唐津焼のぐい呑みにおける「一期一会」とは、単なる精神的な構えではなく、作陶における物理的・化学的な条件が奇跡的に重なり合った結果として生まれる、二度と再現不可能な「この時」の表情を指します。
その「至福の出会い」を形作る要素について
1. 万象が交差する「この時」の誕生
一つのぐい呑みが生まれる瞬間には、無数の変数が関わっています。土や釉薬の成分、轆轤(ろくろ)の調子、さらにはその日の天候、風向き、湿度、そして陶工の心の状態に至るまで、そのすべてが完全に一致しなければ、同じぐい呑みは二度と生まれてきません。このように、もう二度とない「この時」にだけ生まれた唯一つの存在であることが、陶工の作った器を愛おしくさせる理由です。
2. 「天工」がもたらす偶然の美
日本のやきものの良さは、色や形といった作為よりも、火の加減で偶然に生じた器面の変化(景色)や素地の面白さにあります。
- 窯変(ようへん): 焼成中に予期せぬ火焔の変化や灰の付着、成分の化学反応によって、予測し得ない釉色や釉相が現れることを指します。
- 天工(てんこう): 人為的な「人工」に対し、人間の意図を超えて窯の神や時の神が作り出した見どころを「天工」と呼びます。この人為の及ばぬ確かな必然性と自然感こそが、使い手の心を打つのです。
3. 環境によって変化する「色の七変化」
同じ釉薬を用いても、窯の状態、温度、湿度、温度の上昇のさせ方など、焼成条件が異なれば、焼き上がりは一点一点すべて異なります。
- 炎の呼吸: 窯の中の雰囲気(酸化・還元・中性)によって、釉薬は劇的に変化します。例えば、土灰釉は酸化炎で焼けば黄褐色(黄唐津)になり、還元炎であれば青緑色(青唐津)に発色します。

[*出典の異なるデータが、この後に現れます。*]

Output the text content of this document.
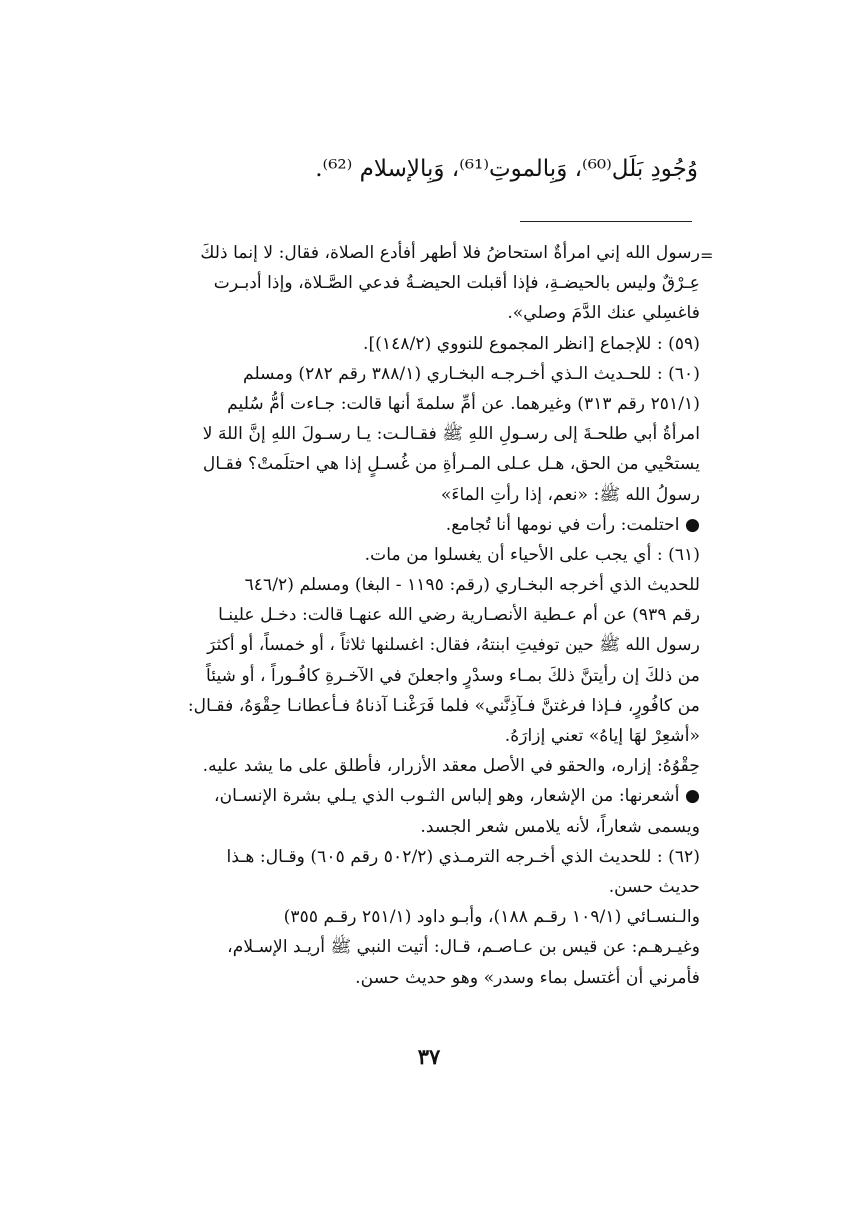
وُجُودِ بَلَل⁽⁶⁰⁾، وَبِالموتِ⁽⁶¹⁾، وَبِالإسلام ⁽⁶²⁾.
=
رسول الله إني امرأةٌ استحاضُ فلا أطهر أفأدع الصلاة، فقال: لا إنما ذلكَ
عِـرْقٌ وليس بالحيضـةِ، فإذا أقبلت الحيضـةُ فدعي الصَّـلاة، وإذا أدبـرت
فاغسِلي عنك الدَّمَ وصلي».
(٥٩) : للإجماع [انظر المجموع للنووي (١٤٨/٢)].
(٦٠) : للحـديث الـذي أخـرجـه البخـاري (٣٨٨/١ رقم ٢٨٢) ومسلم
(٢٥١/١ رقم ٣١٣) وغيرهما. عن أمِّ سلمةَ أنها قالت: جـاءت أمُّ سُليم
امرأةُ أبي طلحـةَ إلى رسـولِ اللهِ ﷺ فقـالـت: يـا رسـولَ اللهِ إنَّ اللهَ لا
يستحْيي من الحق، هـل عـلى المـرأةِ من غُسـلٍ إذا هي احتلَمتْ؟ فقـال
رسولُ الله ﷺ: «نعم، إذا رأتِ الماءَ»
● احتلمت: رأت في نومها أنا تُجامع.
(٦١) : أي يجب على الأحياء أن يغسلوا من مات.
للحديث الذي أخرجه البخـاري (رقم: ١١٩٥ - البغا) ومسلم (٦٤٦/٢
رقم ٩٣٩) عن أم عـطية الأنصـارية رضي الله عنهـا قالت: دخـل علينـا
رسول الله ﷺ حين توفيتِ ابنتهُ، فقال: اغسلنها ثلاثاً ، أو خمساً، أو أكثرَ
من ذلكَ إن رأيتنَّ ذلكَ بمـاء وسدْرٍ واجعلنَ في الآخـرةِ كافُـوراً ، أو شيئاً
من كافُورٍ، فـإذا فرغتنَّ فـآذِنَّني» فلما فَرَغْنـا آذناهُ فـأعطانـا حِقْوَهُ، فقـال:
«أشعِرْ لهَا إياهُ» تعني إزارَهُ.
حِقْوُهُ: إزاره، والحقو في الأصل معقد الأزرار، فأطلق على ما يشد عليه.
● أشعرنها: من الإشعار، وهو إلباس الثـوب الذي يـلي بشرة الإنسـان،
ويسمى شعاراً، لأنه يلامس شعر الجسد.
(٦٢) : للحديث الذي أخـرجه الترمـذي (٥٠٢/٢ رقم ٦٠٥) وقـال: هـذا
حديث حسن.
والـنسـائي (١٠٩/١ رقـم ١٨٨)، وأبـو داود (٢٥١/١ رقـم ٣٥٥)
وغيـرهـم: عن قيس بن عـاصـم، قـال: أتيت النبي ﷺ أريـد الإسـلام،
فأمرني أن أغتسل بماء وسدر» وهو حديث حسن.
٣٧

- 灰の魔法: 薪窯では燃料の松灰が降りかかることで青い斑文(斑唐津)が出たり、自然釉(ビードロ)が流れたりと、その時の炎の勢いが「景色」を決定づけます。
4. 景色(けしき)という一瞬の記憶
器の表面に現れた変化は、陶磁器の専門用語で「景色」と呼ばれます。
- 偶発的な変化: 成形中に図らずもついた指跡、火の当たり具合による地色の変化、釉薬の予期せぬ混じり合いや流下など、これらすべてが「景色」として鑑賞の対象となります。
- 不完全の美: 焼き損じの歪みや窯割れ、小石がはぜた跡(石はぜ)でさえ、日本人の美意識においては「自然界の姿に近いもの」として、唯一無二の個性(ひょうげもの)へと昇華されます。
5. 使い手と共に刻む「第二の生」
一期一会で出会ったぐい呑みは、手元に届いた瞬間が完成ではありません。
- 器を育てる: 陶工が八分作り、使い手が残りの二分を補うことで器は完成へと向かいます。日々の晩酌で酒が染み込み、貫入(ひび)が色づき、肌がしっとりと色気を増していく過程は、使う人と器が共に過ごした「生の時間」の記録そのものです。
お気に入りのぐい呑みを手にするということは、「焔の中で神の采配により作られた千変万化の瞬間」を分かち合い、その後の人生を共に歩む相棒を得るという、贅沢で切実な体験ですね。